Re: UTF-16, the BOM, and media types

At 00/03/22 13:52 -0800, Tim Bray wrote:

At 04:34 PM 3/22/00 -0500, John Cowan wrote:
>> Section 4.3.3 of XML 1.0 says
>>  "Entities encoded in UTF-16 must begin with the Byte Order Mark described
>>   by ISO/IEC 10646 Annex E and Unicode Appendix B (the ZERO WIDTH NO-BREAK
>>   SPACE character, #xFEFF)."
>
>That describes entities encoded in the charset called "UTF-16".  It says
>nothing about entities encoded in the charsets "UTF-16BE" and "UTF-16LE"
>or for that matter charset "x-focs".

Yep, if you hold your head at just the right angle, and don't think of
the word "rhinocerous", you can convince yourself that the 16[BL]E
encodings are really different things entirely, just happen to share
a few characters with That Other Encoding's name, just close personal
friends, etc...


Well, we know they are closely related, but what do processors do?
No XML processor is supposed or even allowed to assume that e.g.
iso-8859-1 and iso-8859-15 are closely related, or that e.g.
iso-8859-1 and windows-1252 are even more closely related.
There is no way for a processor to figure out. Trying to guess
at that level in a non-interactive environment is doomed to
fail. Trying to guess on prefixes of names is of course crazy.

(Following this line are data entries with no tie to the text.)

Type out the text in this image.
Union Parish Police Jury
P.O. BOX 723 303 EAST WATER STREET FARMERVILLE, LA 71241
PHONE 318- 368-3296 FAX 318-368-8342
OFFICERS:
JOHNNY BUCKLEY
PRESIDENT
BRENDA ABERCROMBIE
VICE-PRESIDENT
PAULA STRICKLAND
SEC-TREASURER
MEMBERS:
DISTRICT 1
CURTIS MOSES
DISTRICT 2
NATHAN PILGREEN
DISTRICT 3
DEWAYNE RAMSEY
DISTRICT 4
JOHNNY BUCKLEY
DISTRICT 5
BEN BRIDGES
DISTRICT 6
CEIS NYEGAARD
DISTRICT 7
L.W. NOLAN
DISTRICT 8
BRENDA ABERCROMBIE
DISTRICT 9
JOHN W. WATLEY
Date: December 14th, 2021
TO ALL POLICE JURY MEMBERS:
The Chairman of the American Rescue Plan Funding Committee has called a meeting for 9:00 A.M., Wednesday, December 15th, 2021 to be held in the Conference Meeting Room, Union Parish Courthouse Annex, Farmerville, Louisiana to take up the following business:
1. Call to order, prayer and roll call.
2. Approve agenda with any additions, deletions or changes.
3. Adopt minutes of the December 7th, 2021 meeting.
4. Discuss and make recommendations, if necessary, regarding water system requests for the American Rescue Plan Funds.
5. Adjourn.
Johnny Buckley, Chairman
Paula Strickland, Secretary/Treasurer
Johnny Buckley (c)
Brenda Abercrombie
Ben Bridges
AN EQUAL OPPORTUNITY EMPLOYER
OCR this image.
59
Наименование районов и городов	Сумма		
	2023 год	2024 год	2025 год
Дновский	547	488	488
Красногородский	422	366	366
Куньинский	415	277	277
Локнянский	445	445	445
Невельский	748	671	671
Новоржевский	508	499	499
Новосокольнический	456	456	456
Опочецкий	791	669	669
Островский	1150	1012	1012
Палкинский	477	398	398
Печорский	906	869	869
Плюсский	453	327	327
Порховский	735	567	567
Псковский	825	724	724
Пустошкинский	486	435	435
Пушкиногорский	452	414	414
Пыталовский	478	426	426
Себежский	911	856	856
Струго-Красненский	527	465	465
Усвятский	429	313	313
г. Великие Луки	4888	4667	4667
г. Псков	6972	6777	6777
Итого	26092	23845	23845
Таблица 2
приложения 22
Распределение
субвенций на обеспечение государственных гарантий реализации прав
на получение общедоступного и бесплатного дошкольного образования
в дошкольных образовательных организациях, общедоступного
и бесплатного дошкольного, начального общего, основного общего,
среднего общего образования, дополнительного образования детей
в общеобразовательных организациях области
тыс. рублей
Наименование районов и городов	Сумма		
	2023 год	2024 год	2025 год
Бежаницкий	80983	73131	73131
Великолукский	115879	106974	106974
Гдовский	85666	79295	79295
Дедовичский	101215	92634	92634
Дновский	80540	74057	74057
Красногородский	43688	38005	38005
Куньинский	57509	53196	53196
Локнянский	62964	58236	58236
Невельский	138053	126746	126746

So if something comes in with a label of UTF-16BE, then an XML
processor can either say 'sorry, don't know UTF-16BE', or it
can know it and interpret it accordingly. Every XML processor
has to understand UTF-16, but supporting UTF-16LE is not
required. If you don't like UTF-16LE for XML, just don't
support it.

And please note the following erratum to the XML spec:
http://www.w3.org/XML/xml-19980210-errata#E44

New:
      00 3C ## ##,
      00 25 ## ##,
      00 20 ## ##,
      00 09 ## ##,
      00 0D ## ## or
      00 0A ## ##: Big-endian UTF-16 or ISO-10646-UCS-2. Note that, absent
                   an encoding declaration, these cases are strictly
                   speaking in error.
      3C 00 ## ##,
      25 00 ## ##,
      20 00 ## ##,
      09 00 ## ##,
      0D 00 ## ## or
      0A 00 ## ##: Little-endian UTF-16 or ISO-10646-UCS-2. Note that, absent
                   an encoding declaration, these cases are strictly
                   speaking in error.

old:
      00 3C 00 3F: UTF-16, big-endian, no Byte Order Mark (and thus,
                   strictly speaking, in error)
      3C 00 3F 00: UTF-16, little-endian, no Byte Order Mark (and thus,
                   strictly speaking, in error)

The new text is quite a bit clearer. But if it's not clear enough,
then we'll have to make it even clearer.


Regards,   Martin.